La Jornada 11 de octubre de 1997

EL ARMA DEL DESARME

El Premio Nobel de la Paz de 1997 reconoce merecidamente la lucha mundial por la abolición de las minas terrestres y pone por encima de las cínicas e inhumanas prioridades de la seguridad militar y de la industria bélica las consideraciones humanitarias.

Los más de 100 millones de minas que, incluso desde el fin de la Segunda Guerra Mundial, esperan a sus víctimas en todos los continentes, salvo Oceanía, causan anualmente unas 26 mil muertes o mutilaciones graves. Dado que plantar una mina antipersonal cuesta solamente cinco dólares, pero retirarla puede exigir entre 500 y mil, o incluso más, por la desaparición a veces de los planos que las registraban, las potencias que pusieron las minas las han abandonado de modo tal que siguen segando vidas y mutilando a personas mucho tiempo después de que se firmaron los acuerdos de pacificación en las regiones que fueron zona de combate y, en las treguas o en plena paz, prolongan así la más cruel de las guerras: la que se libra contra las poblaciones civiles, los nómadas, campesinos, ancianos pastores, niños y niñas que van a buscar agua o leña. Es de esperar, por lo tanto, que el Premio Nobel a Jody Williams y a la Campaña Internacional para la Prohibición de Minas Antipersonales ayude a los países que desde hace años exigen la destrucción de esas armas y la indemnización a las víctimas de las mismas, así como el resarcimiento de los daños de todo tipo que provoca su ominosa presencia en vastas zonas de sus territorios.

Es previsible y deseable también que el peso moral del premio estimule en América la aplicación del acuerdo contra las minas que aún infestan tanto a Centroamérica (El Salvador, Nicaragua, la frontera entre ésta y Honduras) como a la zona andina (la frontera chileno-boliviana, la peruano-ecuatoriana).

Sin embargo, la batalla por la abolición de esta arma oculta, feroz y traicionera no ha sido ganada aún porque, aun cuando decenas de países han prohibido su fabricación y exportación y Rusia, uno de los grandes productores mundiales de armamentos y de minas unipersonales, acaba de declarar que aceptará eliminarlas, China, otro gran productor, mantiene su silencio y no ha firmado el acuerdo internacional para erradicarlas y, sobre todo, Washington declara que, por razones de seguridad nacional, no puede abolirlas.

Es evidente que, por ser impensable que los ejércitos de México o de Canadá quieran o puedan violar la frontera de Estados Unidos, la Casa Blanca y el Departamento de Estado no piensan tanto en la seguridad militar de su territorio, sino en los intereses que el presidente y general Dwight Eisenhower llamaba el stablishment militar-industrial, muy influyente en las finanzas y en la política de su país.

La industria armamentista, en efecto, no es sólo una enorme fuente de ingresos y de trabajo, sino también una exportadora de tecnología y de ideas, de dominación política y estratégica.

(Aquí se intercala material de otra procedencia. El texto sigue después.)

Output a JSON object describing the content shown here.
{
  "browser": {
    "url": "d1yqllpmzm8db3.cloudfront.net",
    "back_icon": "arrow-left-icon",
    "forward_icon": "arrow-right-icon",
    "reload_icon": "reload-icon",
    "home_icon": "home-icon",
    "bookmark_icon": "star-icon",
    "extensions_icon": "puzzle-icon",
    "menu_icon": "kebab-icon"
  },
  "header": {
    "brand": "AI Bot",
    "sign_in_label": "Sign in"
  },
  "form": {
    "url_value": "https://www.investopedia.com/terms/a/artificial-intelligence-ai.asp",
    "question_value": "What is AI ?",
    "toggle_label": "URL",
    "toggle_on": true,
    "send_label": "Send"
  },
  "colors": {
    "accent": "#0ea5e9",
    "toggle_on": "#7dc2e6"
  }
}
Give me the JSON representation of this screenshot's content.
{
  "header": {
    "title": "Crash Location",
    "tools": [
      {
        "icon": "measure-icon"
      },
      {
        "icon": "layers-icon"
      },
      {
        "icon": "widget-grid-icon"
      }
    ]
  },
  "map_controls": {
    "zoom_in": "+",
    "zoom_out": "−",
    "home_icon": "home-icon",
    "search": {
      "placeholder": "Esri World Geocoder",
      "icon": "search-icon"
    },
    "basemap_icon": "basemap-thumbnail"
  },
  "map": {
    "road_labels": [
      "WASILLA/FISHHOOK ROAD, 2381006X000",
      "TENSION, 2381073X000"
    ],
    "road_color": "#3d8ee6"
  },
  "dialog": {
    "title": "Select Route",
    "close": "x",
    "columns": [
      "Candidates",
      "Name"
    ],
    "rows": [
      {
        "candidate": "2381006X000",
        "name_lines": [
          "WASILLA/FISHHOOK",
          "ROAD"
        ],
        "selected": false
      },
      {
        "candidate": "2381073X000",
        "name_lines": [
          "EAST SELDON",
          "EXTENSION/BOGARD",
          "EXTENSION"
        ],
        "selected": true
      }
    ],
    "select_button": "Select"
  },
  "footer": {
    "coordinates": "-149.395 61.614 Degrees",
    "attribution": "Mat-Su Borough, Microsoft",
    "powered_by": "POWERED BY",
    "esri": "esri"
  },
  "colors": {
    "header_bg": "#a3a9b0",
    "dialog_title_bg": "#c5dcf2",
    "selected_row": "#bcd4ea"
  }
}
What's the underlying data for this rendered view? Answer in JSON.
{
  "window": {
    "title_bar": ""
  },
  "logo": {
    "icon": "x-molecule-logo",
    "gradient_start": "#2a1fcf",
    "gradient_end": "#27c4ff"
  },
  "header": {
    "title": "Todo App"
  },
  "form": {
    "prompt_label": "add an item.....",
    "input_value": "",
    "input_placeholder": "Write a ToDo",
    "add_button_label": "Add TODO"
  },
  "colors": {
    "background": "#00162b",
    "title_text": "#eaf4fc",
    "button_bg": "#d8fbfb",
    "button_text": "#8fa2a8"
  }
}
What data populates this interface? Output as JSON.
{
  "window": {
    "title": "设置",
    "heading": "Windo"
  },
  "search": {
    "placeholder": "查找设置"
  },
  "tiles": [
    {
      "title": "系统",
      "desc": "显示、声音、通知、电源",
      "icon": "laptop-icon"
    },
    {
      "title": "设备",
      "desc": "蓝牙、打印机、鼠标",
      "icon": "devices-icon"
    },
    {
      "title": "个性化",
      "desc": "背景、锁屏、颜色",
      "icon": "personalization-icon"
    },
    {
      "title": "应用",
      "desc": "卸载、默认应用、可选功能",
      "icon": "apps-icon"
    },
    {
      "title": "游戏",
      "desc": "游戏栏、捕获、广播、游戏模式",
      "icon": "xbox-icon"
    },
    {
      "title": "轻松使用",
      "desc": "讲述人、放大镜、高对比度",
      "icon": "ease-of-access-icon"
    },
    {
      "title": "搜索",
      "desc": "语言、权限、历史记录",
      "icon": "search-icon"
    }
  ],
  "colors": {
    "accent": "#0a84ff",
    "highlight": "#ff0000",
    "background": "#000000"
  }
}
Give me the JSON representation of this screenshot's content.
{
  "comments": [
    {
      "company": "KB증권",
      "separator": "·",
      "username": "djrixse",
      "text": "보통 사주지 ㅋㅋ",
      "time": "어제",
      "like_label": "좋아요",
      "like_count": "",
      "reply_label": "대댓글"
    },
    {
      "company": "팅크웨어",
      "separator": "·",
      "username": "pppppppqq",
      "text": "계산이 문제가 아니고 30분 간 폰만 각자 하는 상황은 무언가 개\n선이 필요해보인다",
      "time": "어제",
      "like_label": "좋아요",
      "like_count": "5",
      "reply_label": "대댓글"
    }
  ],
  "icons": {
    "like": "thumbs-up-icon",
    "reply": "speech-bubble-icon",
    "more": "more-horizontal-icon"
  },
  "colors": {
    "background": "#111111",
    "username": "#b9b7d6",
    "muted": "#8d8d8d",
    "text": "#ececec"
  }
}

Considerada desde ese punto de vista, la secuela de muertes y mutilaciones y los desastres masivos que provocan las minas en regiones enteras son vistos fríamente por los responsables políticos estadunidenses como simples incidentes menores e inevitables, casi como los accidentes automovilísticos o de trabajo.

Persiste aún, por lo tanto, una batalla ética y política en pro de la solidaridad internacional, de una visión no racista ni chovinista de la humanidad y del humanitarismo, en la que todos los seres humanos tengan las mismas garantías; se lucha todavía por afirmar que una sola vida humana vale más que todo el enorme lucro de las empresas productoras de muerte, por grandes que sean.

México, que tiene una honrosa posición principista y humanitaria en el campo internacional, tiene entonces una responsabilidad en la escena de la diplomacia mundial y, en particular, ante su principal asociado político y económico continental, de cuya política armamentista este Premio Nobel es una condena implícita.